After Day 2 of the 11 day bombing campaign and despite the threat of court-martial, many pilots ignored some of the non-sensical planning orders to improve mission success and survivability. Nevertheless, Linebacker II resulted in staggering losses.

The North Vietnamese returned to the peace talks and an agreement to end the war was finally signed. (ed. note: An agreement largely ignored subsequently by North Vietnam.) The air battle swung back and forth between what appeared to be certain American victory, to what appeared to be a North Vietnamese victory and finally, to an ambiguous ending.

The author is a retired Air Force pilot who served multiple tours in Vietnam, flying F-4’s. The book has been meticulously researched, and its riveting account of Linebacker II holds the reader’s attention.

“From the Bookshelf” will be a recurring series of book reviews that will appear in the
VFW Post #8870 newsletter from time to time. This review was written by Fred Apgar.

From the Book Shelf

Abandoned in Place by Lynn M. O’Shea

Abandoned in Place by Lynn M. O’Shea

Probably few people have ever heard of Lynn O’Shea. Lynn devoted much of her adult life as an advocate for families of United States servicemen missing and unaccounted for from the Vietnam War. At the time of her death, Lynn served as the Director of Research for the National Alliance of Families for the Return of America’s Servicemen. This organization is the only national POW/MIA advocacy group that represents families from all past conflicts.

Ever since the end of America’s involvement in the Vietnam War, a question has lingered. Did the United States government, either knowingly or unwittingly, abandon members of our Armed Forces to prison camps in Southeast Asia after the Vietnam War? Lynn was not related to a POW or MIA serviceman. Instead she took an interest in the case of Staff Sergeant John Jakovic, whose POW/MIA bracelet she wore. The book, Abandoned in Place is the result of her years of meticulous and tireless research to answer the question.

Lynn assembled an impressive array of documentation on her subject. The material included documents that have been declassified and obtained through the Freedom of Information Act (FOIA) from agencies such as the Joint Special Operations Command (JSOC), National Reconnaissance Office (NRO), Defense Mapping Agency (DMA), and the National Security Council (NSC). Interestingly, the Central Intelligence Agency (CIA), which played a significant role in operations to “investigate” the issue, refused to cooperate. The book has been meticulously footnoted and annotated and includes numerous documents, maps, photographs, and drawings that support the facts she presents regarding the issue of warriors left behind.
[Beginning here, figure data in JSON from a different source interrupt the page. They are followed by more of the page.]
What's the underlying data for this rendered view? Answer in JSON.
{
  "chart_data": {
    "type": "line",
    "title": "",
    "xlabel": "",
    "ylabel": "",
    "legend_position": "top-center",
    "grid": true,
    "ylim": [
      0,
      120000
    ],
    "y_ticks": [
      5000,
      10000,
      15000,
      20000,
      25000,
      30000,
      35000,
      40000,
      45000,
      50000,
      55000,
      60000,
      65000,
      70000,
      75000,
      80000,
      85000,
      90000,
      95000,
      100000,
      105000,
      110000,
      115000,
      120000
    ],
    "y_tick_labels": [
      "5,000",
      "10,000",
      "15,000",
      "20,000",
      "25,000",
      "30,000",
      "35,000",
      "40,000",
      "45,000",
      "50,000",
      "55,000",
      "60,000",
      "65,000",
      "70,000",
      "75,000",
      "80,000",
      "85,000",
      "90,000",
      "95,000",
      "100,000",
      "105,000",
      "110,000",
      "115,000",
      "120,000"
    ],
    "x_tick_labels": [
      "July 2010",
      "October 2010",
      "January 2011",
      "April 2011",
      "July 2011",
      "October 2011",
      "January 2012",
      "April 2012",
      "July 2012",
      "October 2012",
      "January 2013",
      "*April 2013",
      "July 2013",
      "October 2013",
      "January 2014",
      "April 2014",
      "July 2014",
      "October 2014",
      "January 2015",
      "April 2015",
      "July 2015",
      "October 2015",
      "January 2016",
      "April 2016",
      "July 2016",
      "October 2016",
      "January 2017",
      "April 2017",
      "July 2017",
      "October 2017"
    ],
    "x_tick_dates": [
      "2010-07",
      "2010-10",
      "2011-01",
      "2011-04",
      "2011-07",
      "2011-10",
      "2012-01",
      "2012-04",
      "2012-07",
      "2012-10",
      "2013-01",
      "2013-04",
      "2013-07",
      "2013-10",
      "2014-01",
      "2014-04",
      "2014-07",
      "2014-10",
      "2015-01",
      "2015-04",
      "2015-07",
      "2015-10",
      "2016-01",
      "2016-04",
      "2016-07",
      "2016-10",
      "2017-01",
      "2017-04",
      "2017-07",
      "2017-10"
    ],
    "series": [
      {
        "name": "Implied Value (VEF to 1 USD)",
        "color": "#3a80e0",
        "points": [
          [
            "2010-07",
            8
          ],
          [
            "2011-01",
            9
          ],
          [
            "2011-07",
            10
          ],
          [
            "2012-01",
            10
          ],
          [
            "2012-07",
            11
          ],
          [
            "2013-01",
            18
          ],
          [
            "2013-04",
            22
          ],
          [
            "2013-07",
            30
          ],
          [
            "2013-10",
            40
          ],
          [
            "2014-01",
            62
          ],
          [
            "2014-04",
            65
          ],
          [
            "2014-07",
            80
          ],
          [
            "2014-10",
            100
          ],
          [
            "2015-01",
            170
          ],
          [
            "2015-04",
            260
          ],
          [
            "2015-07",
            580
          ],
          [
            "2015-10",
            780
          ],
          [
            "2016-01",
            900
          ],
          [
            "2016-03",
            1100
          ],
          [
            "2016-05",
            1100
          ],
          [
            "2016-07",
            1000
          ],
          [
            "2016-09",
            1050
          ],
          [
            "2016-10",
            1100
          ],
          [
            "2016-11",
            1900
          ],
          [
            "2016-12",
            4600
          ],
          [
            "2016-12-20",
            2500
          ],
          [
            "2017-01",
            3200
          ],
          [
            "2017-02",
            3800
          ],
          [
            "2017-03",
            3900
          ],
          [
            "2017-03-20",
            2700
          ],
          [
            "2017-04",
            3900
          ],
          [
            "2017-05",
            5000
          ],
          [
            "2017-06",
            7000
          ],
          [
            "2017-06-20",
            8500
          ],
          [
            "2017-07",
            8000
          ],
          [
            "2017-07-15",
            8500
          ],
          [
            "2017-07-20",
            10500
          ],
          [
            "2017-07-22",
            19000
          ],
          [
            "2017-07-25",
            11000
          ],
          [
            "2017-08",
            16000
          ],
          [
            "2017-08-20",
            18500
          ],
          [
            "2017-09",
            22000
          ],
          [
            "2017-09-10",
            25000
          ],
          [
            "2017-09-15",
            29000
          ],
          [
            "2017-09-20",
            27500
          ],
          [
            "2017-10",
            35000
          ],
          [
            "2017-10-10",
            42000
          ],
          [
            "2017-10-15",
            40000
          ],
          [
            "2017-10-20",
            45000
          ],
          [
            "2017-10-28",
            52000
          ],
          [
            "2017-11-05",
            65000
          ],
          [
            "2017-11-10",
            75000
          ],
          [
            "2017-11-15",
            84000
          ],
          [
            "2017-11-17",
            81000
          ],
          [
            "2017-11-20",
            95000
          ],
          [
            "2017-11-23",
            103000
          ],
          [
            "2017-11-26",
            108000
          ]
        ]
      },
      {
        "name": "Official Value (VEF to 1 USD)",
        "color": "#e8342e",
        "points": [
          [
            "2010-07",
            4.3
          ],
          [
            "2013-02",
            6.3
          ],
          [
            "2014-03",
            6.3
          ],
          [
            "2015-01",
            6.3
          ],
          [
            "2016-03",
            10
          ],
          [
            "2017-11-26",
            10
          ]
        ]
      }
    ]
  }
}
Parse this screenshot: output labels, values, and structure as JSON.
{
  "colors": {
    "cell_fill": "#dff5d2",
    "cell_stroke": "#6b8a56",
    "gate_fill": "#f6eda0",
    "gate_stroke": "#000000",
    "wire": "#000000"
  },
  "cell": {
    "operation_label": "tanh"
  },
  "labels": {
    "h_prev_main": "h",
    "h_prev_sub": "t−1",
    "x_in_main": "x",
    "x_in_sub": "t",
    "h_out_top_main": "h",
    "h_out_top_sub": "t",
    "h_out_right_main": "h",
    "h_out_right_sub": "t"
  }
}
There is much in the book that will shock the reader. You will read about:

  • Pham Louang prison camp in the remote hills of Laos near the village of Nhom Marrott;
  • Operation Pocket Change, a failed and inept CIA operation to discover the secrets of Pham Louang;
  • Continual faulty intelligence that led to the “mindset to debunk” thousands of live sightings reports;
  • Internecine fighting between and among various intelligence agencies;
  • The flawed hearings of the Senate Select Committee on POW’s and MIA’s;
  • The motivation behind Senators McCain and Kerry to aggressively conclude no Americans were left behind;
  • The decision to place the remains of a Vietnam Unknown in the Tomb of the Unknown Soldier despite compelling evidence as to the identity of the remains, and then, subsequently, removing the remains of Air Force Lt. Michael J. Blassie; and
  • The ineptness of the Joint POW/MIA Accounting Command.

Thanks to the steadfast efforts of Lynn O’Shea, our nation now has a much clearer understanding of how and why the U.S. Government left men behind. Abandoned in Place provides the reader with a riveting account of the ineptitude, lies, cover-up, and deceptions made by officials who, seemingly, valued their careers more than the men who were willing to sacrifice their lives for the country they loved.